In the past few months, I've been involved in a couple of unique, and fascinating, crowdfunding efforts. In one case, a very good friend and fellow Georgetown alumnus, Jeff Chapski, accepted the challenge of navigating New York City for a day in a wheelchair for the NextStep "Wheelchair for a Day" Challenge. I'm also fascinated by the effort at NPR's Planet Money to track the creation of a modern t-shirt from field to factory to retail sale. So, my wife and I are one of over 20,000 funders of the Planet Money T-shirt Project over on Kickstarter.
Many have noted that equity crowdfunding could be one way out of the credit crunch currently facing franchising--a credit crunch that has now lasted many years longer than the recession itself. Formal rules for equity crowdfunding--whereby investors could purchase a slice of a small business--would allow more prospective franchisees to tap nontraditional sources of funding from individual investors, especially small investors. While there have been some successes with franchisees using crowdfunding, they have been limited thus far.
One of the reasons the International Franchise Association strongly supported the 2012 JOBS Act was that the Act directed the SEC to develop rules for crowdfunding. In fact, crowdfunding has strong bipartisan support in Congress.
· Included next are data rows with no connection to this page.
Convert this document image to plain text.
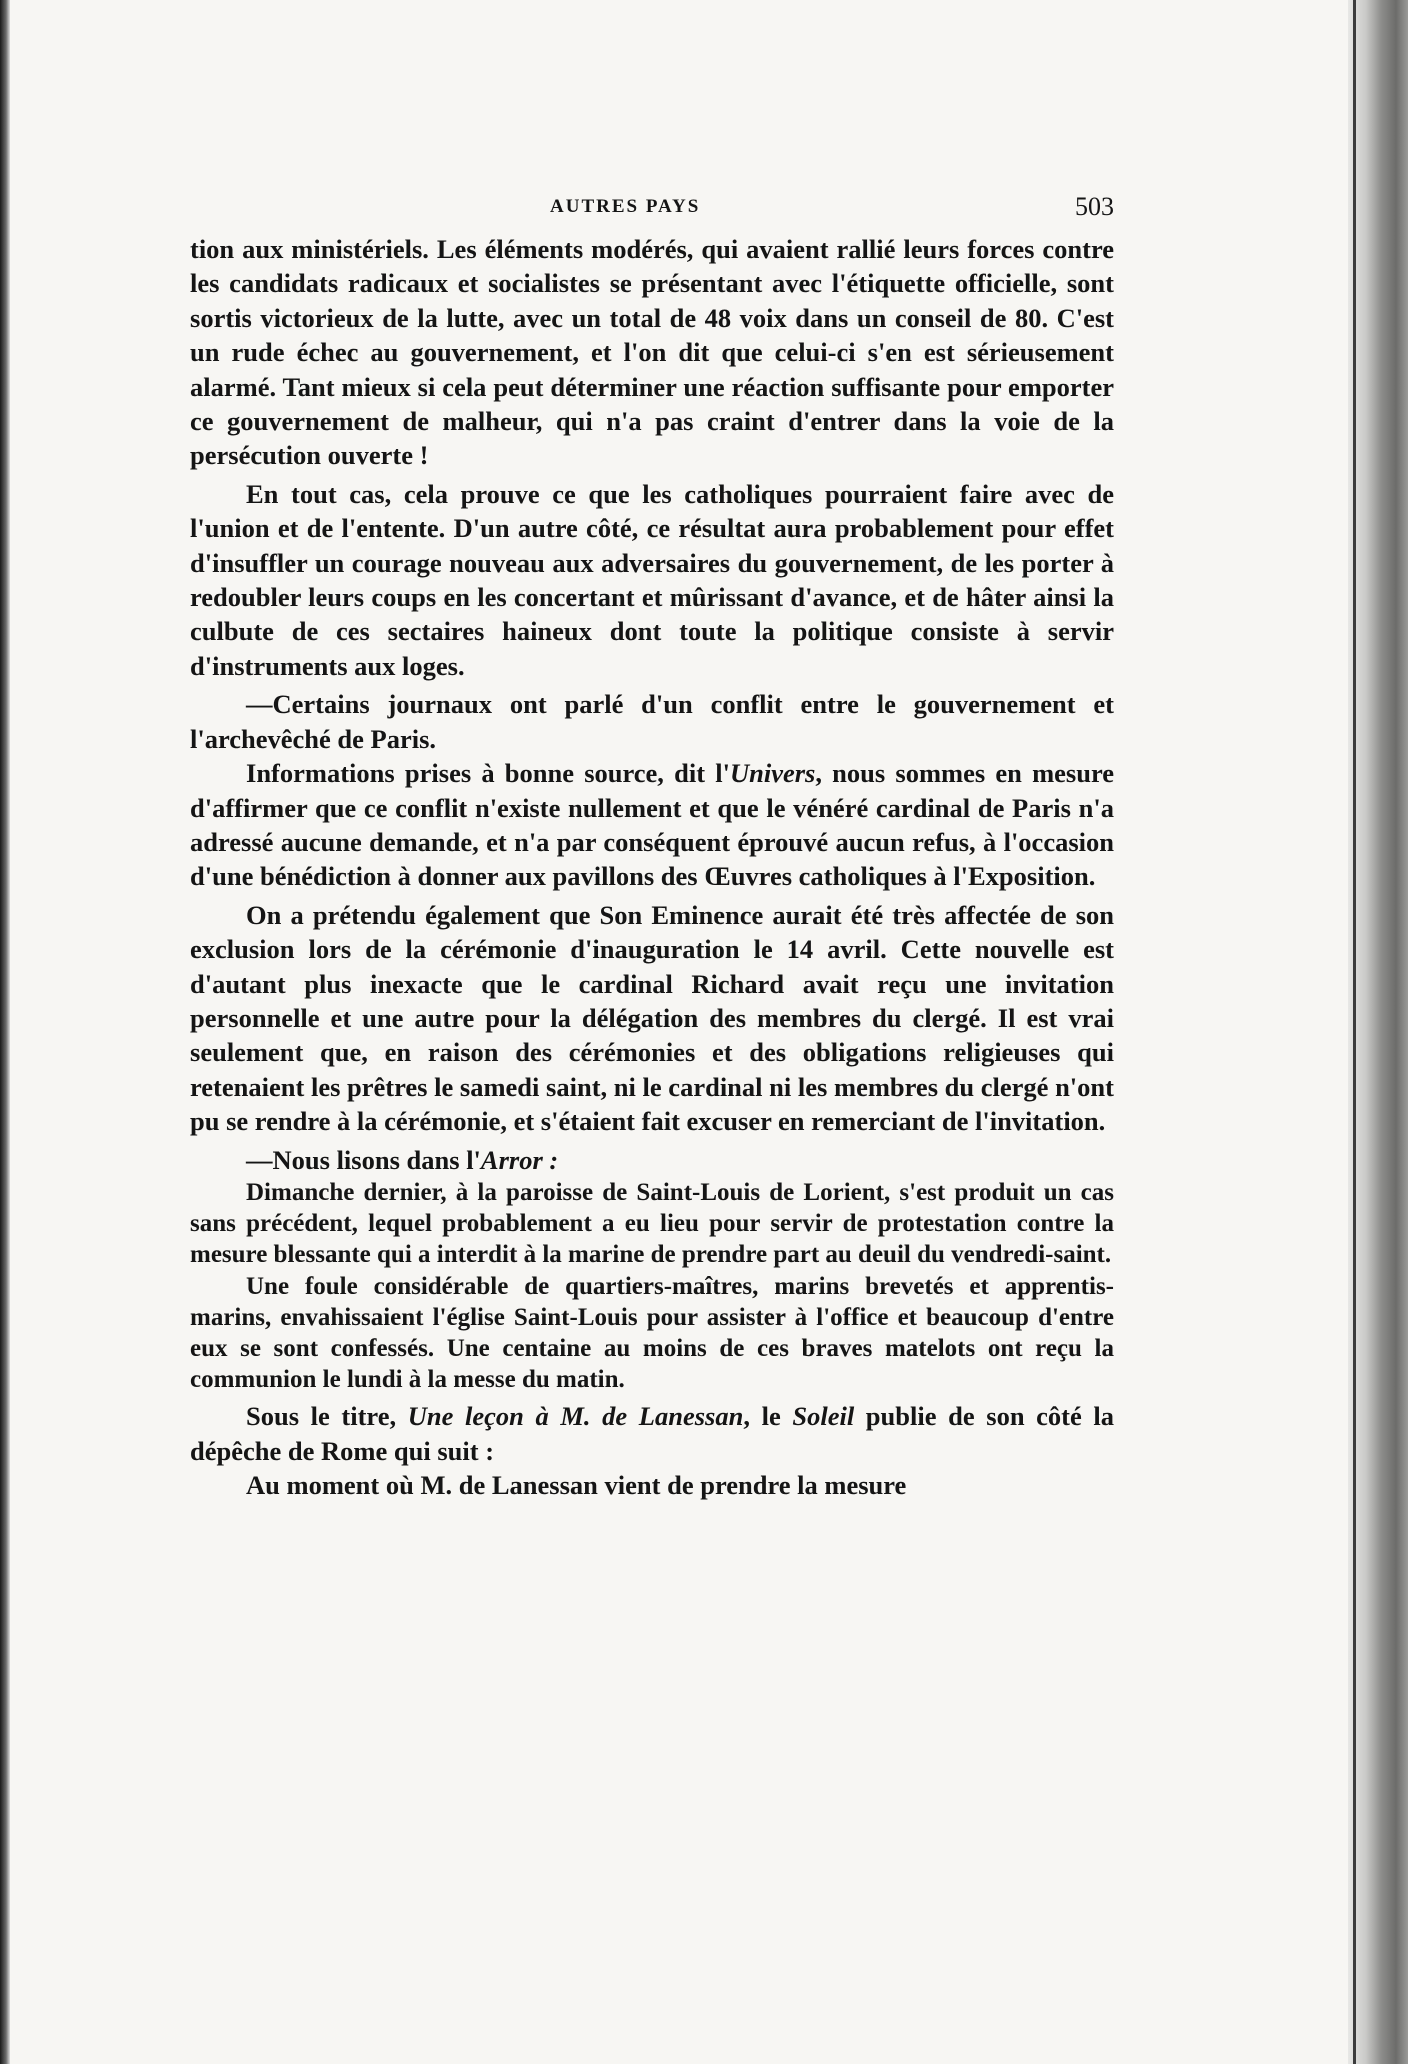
AUTRES PAYS	503

tion aux ministériels. Les éléments modérés, qui avaient rallié leurs forces contre les candidats radicaux et socialistes se présentant avec l'étiquette officielle, sont sortis victorieux de la lutte, avec un total de 48 voix dans un conseil de 80. C'est un rude échec au gouvernement, et l'on dit que celui-ci s'en est sérieusement alarmé. Tant mieux si cela peut déterminer une réaction suffisante pour emporter ce gouvernement de malheur, qui n'a pas craint d'entrer dans la voie de la persécution ouverte !

En tout cas, cela prouve ce que les catholiques pourraient faire avec de l'union et de l'entente. D'un autre côté, ce résultat aura probablement pour effet d'insuffler un courage nouveau aux adversaires du gouvernement, de les porter à redoubler leurs coups en les concertant et mûrissant d'avance, et de hâter ainsi la culbute de ces sectaires haineux dont toute la politique consiste à servir d'instruments aux loges.

—Certains journaux ont parlé d'un conflit entre le gouvernement et l'archevêché de Paris.

Informations prises à bonne source, dit l'Univers, nous sommes en mesure d'affirmer que ce conflit n'existe nullement et que le vénéré cardinal de Paris n'a adressé aucune demande, et n'a par conséquent éprouvé aucun refus, à l'occasion d'une bénédiction à donner aux pavillons des Œuvres catholiques à l'Exposition.

On a prétendu également que Son Eminence aurait été très affectée de son exclusion lors de la cérémonie d'inauguration le 14 avril. Cette nouvelle est d'autant plus inexacte que le cardinal Richard avait reçu une invitation personnelle et une autre pour la délégation des membres du clergé. Il est vrai seulement que, en raison des cérémonies et des obligations religieuses qui retenaient les prêtres le samedi saint, ni le cardinal ni les membres du clergé n'ont pu se rendre à la cérémonie, et s'étaient fait excuser en remerciant de l'invitation.

—Nous lisons dans l'Arror :

Dimanche dernier, à la paroisse de Saint-Louis de Lorient, s'est produit un cas sans précédent, lequel probablement a eu lieu pour servir de protestation contre la mesure blessante qui a interdit à la marine de prendre part au deuil du vendredi-saint.

Une foule considérable de quartiers-maîtres, marins brevetés et apprentis-marins, envahissaient l'église Saint-Louis pour assister à l'office et beaucoup d'entre eux se sont confessés. Une centaine au moins de ces braves matelots ont reçu la communion le lundi à la messe du matin.

Sous le titre, Une leçon à M. de Lanessan, le Soleil publie de son côté la dépêche de Rome qui suit :

Au moment où M. de Lanessan vient de prendre la mesure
Unfortunately, under previous chairmen, the SEC had failed to take any significant action respecting rule-making for the crowdfunding portions of the JOBS Act.
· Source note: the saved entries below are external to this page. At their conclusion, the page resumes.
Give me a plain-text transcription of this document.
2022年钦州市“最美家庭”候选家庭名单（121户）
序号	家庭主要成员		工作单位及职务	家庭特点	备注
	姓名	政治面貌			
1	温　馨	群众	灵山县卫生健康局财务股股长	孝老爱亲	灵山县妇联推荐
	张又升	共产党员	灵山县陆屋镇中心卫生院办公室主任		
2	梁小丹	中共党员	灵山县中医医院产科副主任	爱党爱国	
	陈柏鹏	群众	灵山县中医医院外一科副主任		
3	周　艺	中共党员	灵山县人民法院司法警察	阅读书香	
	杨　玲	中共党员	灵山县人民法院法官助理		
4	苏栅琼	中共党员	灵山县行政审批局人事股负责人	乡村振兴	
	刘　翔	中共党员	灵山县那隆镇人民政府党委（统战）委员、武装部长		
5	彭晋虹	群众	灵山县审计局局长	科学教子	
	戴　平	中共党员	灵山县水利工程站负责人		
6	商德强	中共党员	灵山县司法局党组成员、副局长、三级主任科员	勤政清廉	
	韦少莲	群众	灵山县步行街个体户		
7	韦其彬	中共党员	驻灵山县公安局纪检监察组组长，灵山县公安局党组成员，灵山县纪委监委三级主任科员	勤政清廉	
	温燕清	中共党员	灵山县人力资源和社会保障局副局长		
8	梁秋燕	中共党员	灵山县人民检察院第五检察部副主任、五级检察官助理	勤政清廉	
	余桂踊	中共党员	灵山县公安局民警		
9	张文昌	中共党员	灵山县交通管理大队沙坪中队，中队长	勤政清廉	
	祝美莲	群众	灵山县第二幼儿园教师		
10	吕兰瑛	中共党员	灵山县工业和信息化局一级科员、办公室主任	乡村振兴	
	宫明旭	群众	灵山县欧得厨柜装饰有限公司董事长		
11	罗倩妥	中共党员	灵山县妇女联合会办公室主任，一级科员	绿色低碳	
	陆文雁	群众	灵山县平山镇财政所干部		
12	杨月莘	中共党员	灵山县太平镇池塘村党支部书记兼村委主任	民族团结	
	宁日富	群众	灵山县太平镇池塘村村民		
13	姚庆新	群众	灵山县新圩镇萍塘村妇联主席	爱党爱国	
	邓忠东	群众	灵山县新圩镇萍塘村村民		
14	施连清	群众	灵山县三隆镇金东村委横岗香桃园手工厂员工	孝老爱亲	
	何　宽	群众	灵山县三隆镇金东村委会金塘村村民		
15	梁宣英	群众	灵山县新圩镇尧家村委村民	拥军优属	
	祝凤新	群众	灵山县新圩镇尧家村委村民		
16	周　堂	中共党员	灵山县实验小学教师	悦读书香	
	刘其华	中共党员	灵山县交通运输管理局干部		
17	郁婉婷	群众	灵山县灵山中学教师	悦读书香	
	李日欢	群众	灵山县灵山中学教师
Chairman Mary Jo White, however, has been a strong supporter of crowdfunding. On July 10th, just about three months after taking the chairmanship, the SEC announced new rules for crowdfunding that will permit advertising/solicitation to Accredited Investors--investors with a net worth of at least $1 million or annual income of at least $200,000--within a "walled garden". This rule-making, combined with a recent SEC "no action" letter, are significant steps toward broad-based crowdfunding. Moreover, these SEC actions mean that companies will soon--but not yet--be able to advertise for funders on social media sites outside of walled gardens, so long as prospective investors are led back to a site where their Accredited Investor status can be verified.
Even more exciting is the fact that the SEC is now evaluating rules that would allow non-Accredited Investors to participate in crowdfunding. Given the relatively quick action by Chairman White on the rules for Accredited Investors, some SEC watchers believe that rules will be announced in the next few months, followed by the required 90-day comment period before an SEC vote.
After many months, it looks like the mandate of the JOBS Act that the SEC adopt reasonable regulatory rules for crowdfunding is finally becoming a reality. I do believe that crowdfunding will be transformative for the franchising industry, allowing many more people who wish to become small business owners through franchising to enlist small investors in that effort. While crowdfunding will necessarily require careful quality control and oversight by franchisors, the SEC and state securities agencies, crowdfunding likely provides the greatest opportunity ever to bring access to capital to potential franchisees who lack ready access to networks of wealth.